Shrimp and Snow Fungus Soup

Shrimp and Snow Fungus Soup

 From June 22, 2008:  I love going to the Asian market.  Everytime I go I pick up one or two items that I have never had before.  Then I go through my cookbooks and look online for ways to use the ingredients.  This week I got dried snow fungus and Oriental water spinach (mung toi).  Both of these ingredients  have various names.  For instance the snow fungus is called white fungus, silver fungus, silver ear, white ear, and peony fungus.  I didn’t have much luck finding recipes using these ingredients that appealed to me, so I created this soup.  It’s delicate.  I actually added some julienned Oriental water spinach to my soup, but I wouldn’t do it again because it’s flavor kinda took over the soup (it wasn’t horrible).  I really liked the snow fungus.  It was slightly crunchy with a delicate flavor.  It’s definitely an ingredient I will incorporate into other recipes.

Shrimp and Snow Fungus Soup

½ ounce dried snow fungus (about ¼ cup), reconstituted in hot water for about 10 minutes (until soft and expanded), then chopped coarsely after cutting away its hard knobs. 
1 teaspoon vegetable oil
1 large shallot, finely chopped
¼ lb. medium shrimp, peeled and deveined
5 cups chicken or vegetable stock
1 egg, lightly whisked
fish sauce, to taste
black pepper, to taste
fresh cilantro, finely chopped
Chili-garlic sauce

Heat the oil in a large saucepan over medium high heat, then sauté the shallot for about a minute.
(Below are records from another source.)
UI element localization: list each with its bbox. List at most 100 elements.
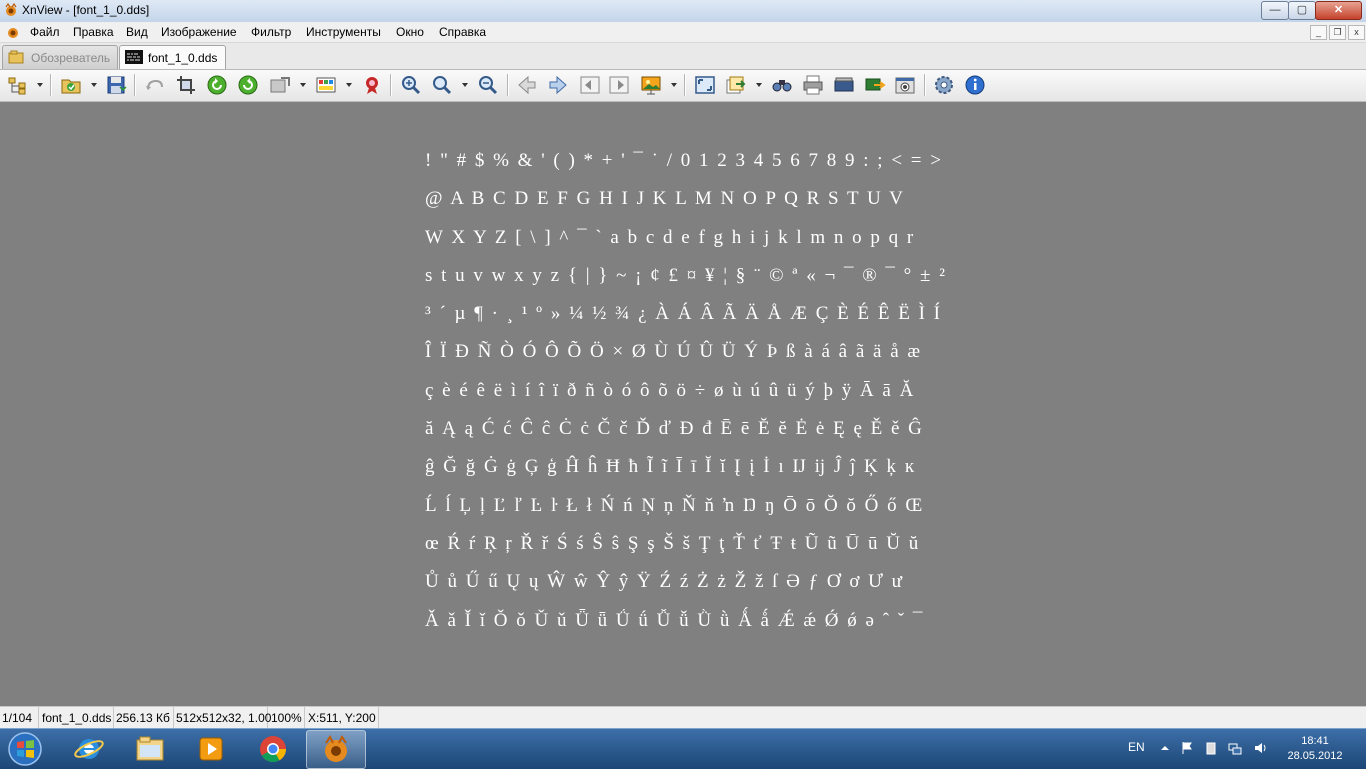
menu-edit[interactable]: Правка bbox=[73, 25, 114, 39]
xnview-app-icon[interactable] bbox=[4, 3, 18, 17]
fullscreen-button[interactable] bbox=[694, 74, 716, 96]
zoom-out-button[interactable] bbox=[477, 74, 499, 96]
transform-icon bbox=[270, 77, 290, 93]
first-button[interactable] bbox=[579, 74, 601, 96]
filter-button[interactable] bbox=[361, 74, 383, 96]
network-icon[interactable] bbox=[1228, 741, 1242, 755]
taskbar-internet-explorer[interactable] bbox=[60, 730, 118, 767]
last-icon bbox=[609, 76, 629, 94]
last-button[interactable] bbox=[608, 74, 630, 96]
internet-explorer-icon bbox=[74, 739, 104, 759]
menu-window[interactable]: Окно bbox=[396, 25, 424, 39]
zoom-in-button[interactable] bbox=[400, 74, 422, 96]
menu-view[interactable]: Вид bbox=[126, 25, 148, 39]
next-button[interactable] bbox=[547, 74, 569, 96]
glyph-row: œ Ŕ ŕ Ŗ ŗ Ř ř Ś ś Ŝ ŝ Ş ş Š š Ţ ţ Ť ť Ŧ … bbox=[425, 532, 920, 554]
browser-tab-icon bbox=[8, 50, 24, 64]
taskbar-chrome[interactable] bbox=[244, 730, 302, 767]
taskbar-media-player[interactable] bbox=[182, 730, 240, 767]
first-icon bbox=[580, 76, 600, 94]
capture-button[interactable] bbox=[894, 74, 916, 96]
tab-bar: Обозреватель font_1_0.dds bbox=[0, 43, 1366, 70]
maximize-button[interactable]: ▢ bbox=[1288, 1, 1316, 20]
clock-time: 18:41 bbox=[1301, 735, 1329, 747]
undo-button[interactable] bbox=[144, 74, 166, 96]
wallpaper-button[interactable] bbox=[864, 74, 886, 96]
settings-button[interactable] bbox=[933, 74, 955, 96]
status-filesize: 256.13 Кб bbox=[114, 707, 174, 729]
minimize-button[interactable]: — bbox=[1261, 1, 1289, 20]
info-button[interactable] bbox=[964, 74, 986, 96]
zoom-in-icon bbox=[402, 76, 421, 95]
save-button[interactable] bbox=[105, 74, 127, 96]
close-button[interactable]: ✕ bbox=[1315, 1, 1362, 20]
filter-icon bbox=[366, 77, 378, 94]
glyph-row: Ǎ ǎ Ǐ ǐ Ǒ ǒ Ǔ ǔ Ǖ ǖ Ǘ ǘ Ǚ ǚ Ǜ ǜ Ǻ ǻ Ǽ ǽ … bbox=[425, 609, 924, 631]
zoom-button[interactable] bbox=[431, 74, 453, 96]
transform-button[interactable] bbox=[269, 74, 291, 96]
mdi-minimize-button[interactable]: _ bbox=[1310, 25, 1327, 40]
menu-filter[interactable]: Фильтр bbox=[251, 25, 291, 39]
rotate-left-button[interactable] bbox=[206, 74, 228, 96]
previous-button[interactable] bbox=[516, 74, 538, 96]
menu-image[interactable]: Изображение bbox=[161, 25, 237, 39]
save-icon bbox=[107, 76, 127, 94]
scan-icon bbox=[834, 77, 854, 92]
browser-icon bbox=[8, 77, 26, 95]
previous-icon bbox=[518, 75, 536, 95]
rotate-right-button[interactable] bbox=[237, 74, 259, 96]
tab-browser[interactable]: Обозреватель bbox=[2, 45, 118, 69]
tab-label: font_1_0.dds bbox=[148, 51, 218, 65]
crop-button[interactable] bbox=[175, 74, 197, 96]
glyph-row: ĝ Ğ ğ Ġ ġ Ģ ģ Ĥ ĥ Ħ ħ Ĩ ĩ Ī ī Ĭ ĭ Į į İ … bbox=[425, 456, 916, 478]
action-center-flag-icon[interactable] bbox=[1180, 741, 1194, 755]
color-adjust-button[interactable] bbox=[315, 74, 337, 96]
crop-icon bbox=[177, 76, 195, 94]
tab-font-file[interactable]: font_1_0.dds bbox=[119, 45, 226, 69]
slideshow-icon bbox=[641, 76, 661, 95]
font-atlas-image: ! " # $ % & ' ( ) * + ' ¯ ˙ / 0 1 2 3 4 … bbox=[425, 142, 945, 640]
media-player-icon bbox=[199, 737, 223, 761]
open-button[interactable] bbox=[60, 74, 82, 96]
settings-icon bbox=[935, 76, 953, 94]
info-icon bbox=[965, 75, 985, 95]
start-button[interactable] bbox=[5, 731, 45, 767]
glyph-row: ³ ´ µ ¶ · ¸ ¹ º » ¼ ½ ¾ ¿ À Á Â Ã Ä Å Æ … bbox=[425, 303, 941, 325]
volume-icon[interactable] bbox=[1253, 741, 1267, 755]
rotate-left-icon bbox=[207, 75, 227, 95]
print-button[interactable] bbox=[802, 74, 824, 96]
mdi-close-button[interactable]: x bbox=[1348, 25, 1365, 40]
menu-tools[interactable]: Инструменты bbox=[306, 25, 381, 39]
menu-file[interactable]: Файл bbox=[30, 25, 60, 39]
toolbar bbox=[0, 70, 1366, 102]
slideshow-button[interactable] bbox=[640, 74, 662, 96]
menu-help[interactable]: Справка bbox=[439, 25, 486, 39]
system-clock[interactable]: 18:41 28.05.2012 bbox=[1280, 734, 1350, 764]
taskbar-xnview[interactable] bbox=[306, 730, 366, 769]
glyph-row: Î Ï Ð Ñ Ò Ó Ô Õ Ö × Ø Ù Ú Û Ü Ý Þ ß à á … bbox=[425, 341, 922, 363]
capture-icon bbox=[895, 77, 915, 94]
export-button[interactable] bbox=[725, 74, 747, 96]
zoom-icon bbox=[433, 76, 452, 95]
language-indicator[interactable]: EN bbox=[1128, 740, 1145, 754]
undo-icon bbox=[146, 79, 163, 90]
image-viewer[interactable]: ! " # $ % & ' ( ) * + ' ¯ ˙ / 0 1 2 3 4 … bbox=[0, 102, 1366, 706]
fullscreen-icon bbox=[695, 76, 715, 94]
glyph-row: ç è é ê ë ì í î ï ð ñ ò ó ô õ ö ÷ ø ù ú … bbox=[425, 379, 915, 401]
browser-button[interactable] bbox=[7, 74, 29, 96]
find-button[interactable] bbox=[771, 74, 793, 96]
glyph-row: s t u v w x y z { | } ~ ¡ ¢ £ ¤ ¥ ¦ § ¨ … bbox=[425, 264, 945, 286]
window-title: XnView - [font_1_0.dds] bbox=[22, 3, 150, 17]
scan-button[interactable] bbox=[833, 74, 855, 96]
device-icon[interactable] bbox=[1204, 741, 1218, 755]
menu-bar: Файл Правка Вид Изображение Фильтр Инстр… bbox=[0, 22, 1366, 43]
clock-date: 28.05.2012 bbox=[1287, 750, 1343, 762]
document-menu-icon[interactable] bbox=[6, 25, 20, 39]
show-hidden-icons-icon[interactable] bbox=[1158, 741, 1172, 755]
mdi-restore-button[interactable]: ❐ bbox=[1329, 25, 1346, 40]
status-zoom: 100% bbox=[269, 707, 305, 729]
print-icon bbox=[803, 75, 823, 95]
next-icon bbox=[549, 75, 567, 95]
taskbar: EN 18:41 28.05.2012 bbox=[0, 728, 1366, 769]
taskbar-file-explorer[interactable] bbox=[121, 730, 179, 767]
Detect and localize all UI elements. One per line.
Stir in the shrimp and cook another minute.  Add the stock, then stir in the fungus. Bring to a simmer.  When ready to serve, pour in the egg in a slow, steady stream, stirring slowly to form ribbons. Remove from heat, season with fish sauce and black pepper, and ladle into bowls. At the last minute, sprinkle with the finely minced cilantro. Pass the chili-garlic sauce separately.

The snow fungus is pretty.  This is a picture before it is rehydrated.  It really does look like a peony.